In my mother’s homeland, Resya, the dead are not to be mourned. It dishonours their memory and disrupts their sleep, and so tonight she’ll hold a party instead to celebrate a colonel in our air force, something to pretend today’s any other day, but how can I do the same? Father loved her with a bright, burning
devotion. He loved her at first glance even though he shouldn’t have—a raven-haired noble lady visiting his court, from a kingdom across the sea. Though Resya might be ruled by a king with Northern blood, its people are perched on the edge of violent revolt, the last royal stronghold in the stormy South. She wasn’t made for these wet forests of Etania. She was born of a windswept, desert sky, in love with sun.
And yet he adored her.
And he adored me the same, bringing me into the woods, to the mountains, teaching me to believe in this small and simple kingdom that belongs to us. He said my dark eyes and sandy skin matched the colours of the swirling autumn river. He taught me to read, to paint, to listen to the birds, and I cling to those precious memories of him even as they slip from my fingers with every year that passes.

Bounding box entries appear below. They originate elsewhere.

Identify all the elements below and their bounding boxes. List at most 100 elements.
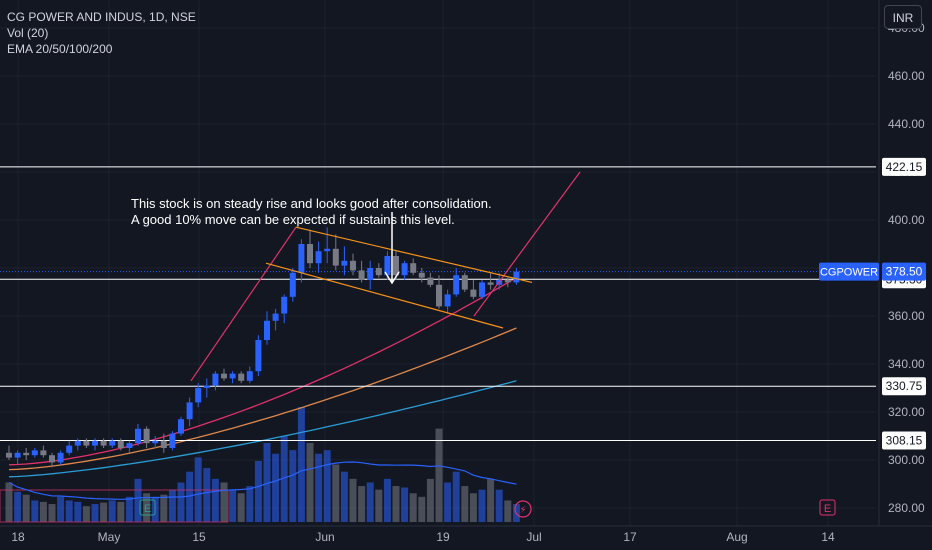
candle-body [186, 402, 193, 420]
candle-body [272, 313, 279, 321]
candle-body [66, 445, 73, 453]
currency-button[interactable]: INR [884, 5, 922, 29]
candle [178, 416, 184, 436]
candle [504, 277, 511, 288]
candle-body [341, 260, 348, 266]
candle [470, 280, 477, 300]
candle-body [109, 440, 116, 446]
volume-bar [401, 487, 409, 522]
chart-legend: CG POWER AND INDUS, 1D, NSE Vol (20) EMA… [7, 9, 196, 57]
time-tick-label: 14 [821, 530, 835, 544]
volume-bar [160, 494, 168, 522]
earnings-marker-box [819, 499, 836, 516]
chart-annotation[interactable]: This stock is on steady rise and looks g… [131, 196, 492, 228]
candle [461, 272, 468, 292]
level-price-label: 330.75 [882, 377, 926, 396]
candle-body [461, 275, 468, 290]
volume-ma-line [8, 461, 517, 500]
candle [152, 436, 159, 448]
candle-body [178, 419, 184, 434]
volume-bar [254, 460, 262, 522]
volume-bar [22, 494, 30, 522]
candle-body [487, 282, 494, 285]
candle-body [453, 275, 460, 295]
candle [281, 294, 288, 324]
last-price-bg [882, 262, 926, 281]
symbol-price-tag: CGPOWER [819, 262, 879, 281]
volume-bar [108, 500, 116, 522]
last-price-label: 378.50 [882, 262, 926, 281]
candle-body [160, 440, 167, 448]
volume-bar [418, 496, 426, 522]
ema-legend[interactable]: EMA 20/50/100/200 [7, 42, 113, 56]
candle-body [83, 440, 90, 446]
candle [160, 433, 167, 453]
candle-body [504, 280, 511, 283]
candle-body [367, 268, 374, 280]
candle [315, 241, 322, 273]
rising-trendline [190, 226, 297, 382]
candle-body [143, 428, 150, 444]
volume-bar [229, 489, 237, 522]
candle-body [436, 284, 442, 307]
volume-legend[interactable]: Vol (20) [7, 26, 49, 40]
candle [66, 440, 73, 456]
candle [341, 246, 348, 276]
candle [6, 445, 12, 460]
volume-bar [57, 496, 65, 522]
candle-body [289, 272, 296, 297]
volume-bar [444, 482, 452, 522]
level-price-label: 422.15 [882, 157, 926, 176]
time-tick-label: Jun [315, 530, 334, 544]
candle-body [238, 373, 245, 381]
candle [143, 426, 150, 448]
candle [393, 251, 399, 280]
candle [298, 239, 305, 283]
earnings-marker-label: E [824, 503, 831, 515]
candle-body [255, 340, 262, 372]
candle [246, 366, 253, 384]
candle [307, 229, 313, 268]
time-tick-label: 17 [623, 530, 637, 544]
time-tick-label: 15 [192, 530, 206, 544]
candle [272, 308, 279, 331]
volume-bar [211, 478, 219, 522]
candle-body [307, 244, 313, 264]
level-label-text: 308.15 [886, 433, 923, 447]
candle [92, 438, 98, 451]
channel-lower-line [265, 262, 504, 329]
symbol-legend[interactable]: CG POWER AND INDUS, 1D, NSE [7, 10, 196, 24]
candle [109, 438, 116, 448]
price-tick-label: 300.00 [888, 453, 925, 467]
candle [74, 438, 81, 451]
ema50-line [8, 327, 517, 471]
candle-body [31, 450, 38, 456]
candle [126, 440, 133, 453]
time-tick-label: 18 [11, 530, 25, 544]
flash-icon [514, 500, 532, 518]
candle [324, 227, 331, 264]
candle-body [298, 244, 305, 273]
candle [332, 234, 339, 271]
volume-bar [65, 500, 73, 522]
candle-body [324, 248, 331, 252]
candle [23, 448, 30, 460]
candle-body [212, 373, 219, 386]
candle-body [74, 440, 81, 446]
candle [436, 275, 442, 309]
candle-body [427, 277, 434, 285]
candle-body [384, 256, 391, 276]
volume-bar [392, 486, 400, 522]
volume-bar [82, 506, 90, 522]
volume-bar [280, 435, 288, 522]
volume-bar [461, 486, 469, 522]
candle-body [229, 373, 236, 379]
candle [289, 268, 296, 302]
candle [444, 289, 451, 314]
candle [410, 258, 417, 276]
volume-bar [272, 453, 280, 522]
candle [358, 260, 365, 283]
level-label-bg [882, 157, 926, 176]
volume-bar [366, 482, 374, 522]
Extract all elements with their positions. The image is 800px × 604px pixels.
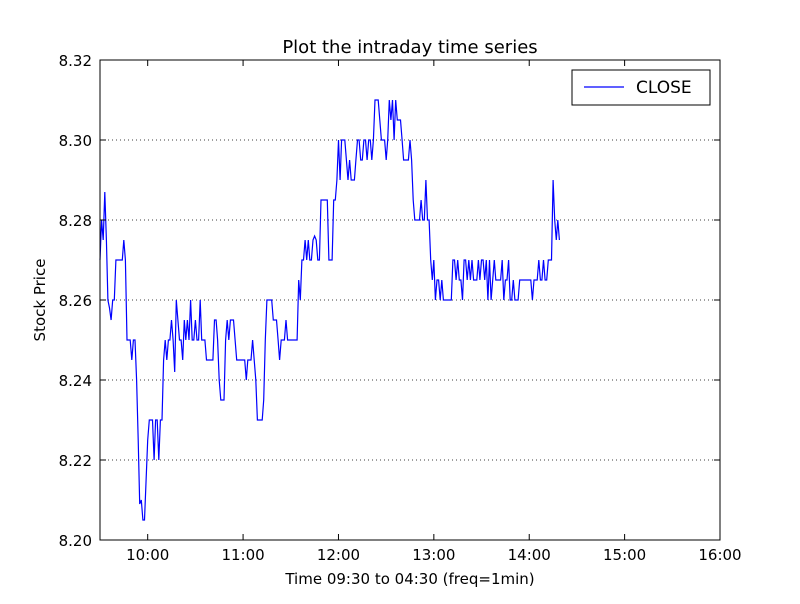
- axis-ticks: 8.20 8.22 8.24 8.26 8.28 8.30 8.32 10:00 11:00 12…: [59, 52, 742, 564]
- x-tick-label: 12:00: [317, 546, 360, 564]
- x-tick-label: 15:00: [603, 546, 646, 564]
- y-tick-label: 8.26: [59, 292, 92, 310]
- y-tick-label: 8.24: [59, 372, 92, 390]
- legend-label-close: CLOSE: [636, 78, 692, 98]
- y-tick-label: 8.22: [59, 452, 92, 470]
- x-tick-label: 16:00: [698, 546, 741, 564]
- series-layer: [99, 99, 560, 521]
- chart-title: Plot the intraday time series: [282, 37, 537, 58]
- x-tick-label: 10:00: [126, 546, 169, 564]
- x-axis-label: Time 09:30 to 04:30 (freq=1min): [284, 570, 534, 588]
- y-tick-label: 8.20: [59, 532, 92, 550]
- y-tick-label: 8.32: [59, 52, 92, 70]
- legend: CLOSE: [571, 69, 711, 106]
- series-line-close: [99, 99, 560, 521]
- y-axis-label: Stock Price: [31, 259, 49, 342]
- x-tick-label: 11:00: [221, 546, 264, 564]
- y-tick-label: 8.28: [59, 212, 92, 230]
- x-tick-label: 13:00: [412, 546, 455, 564]
- x-tick-label: 14:00: [508, 546, 551, 564]
- y-tick-label: 8.30: [59, 132, 92, 150]
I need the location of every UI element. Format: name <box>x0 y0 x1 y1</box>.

Ten years gone feels like a lifetime.
Above me, swallows flutter in branches of black pine sheltering the meadow, an aeroplane spinning between thin clouds. A lone fawn slips through the brush, and I keep silent, adding her to my scene.
She waits patiently. No fear, no hurry, nibbling at dry grass.
Father would have loved this place. He’d be here now, and I’m certain he is, made of stars and light and whatever else the soul becomes in the infinite dark.
The fawn twitches, raising her slender head. She looks right at me, and I hold my paintbrush still, waiting.
The little ears swivel.
From the tops of the pine, a dozen birds stir to flight. In the far distance, a faint yelp.
Something unwelcome leaks into our peaceful place, tension rising in Ivory, her head high and still, and I see it in the fawn, who’s now entirely uncertain, looking between the woods and me. And since I know what’s coming, I have to break our moment of trust.
I leap up, splattering paint, ruining everything, and run towards the fawn with arms flailing like a wild turkey.
It bolts from the clearing—from me—just as a crack shatters the silence.
Ivory trembles on her lead, and a dog yelps again, louder now. Voices call back and forth. I sit down on the rock, feeling miserably evil for chasing the fawn. But I saw Uncle Tanek’s hunting dog chew on a baby deer once. I never want to see it again.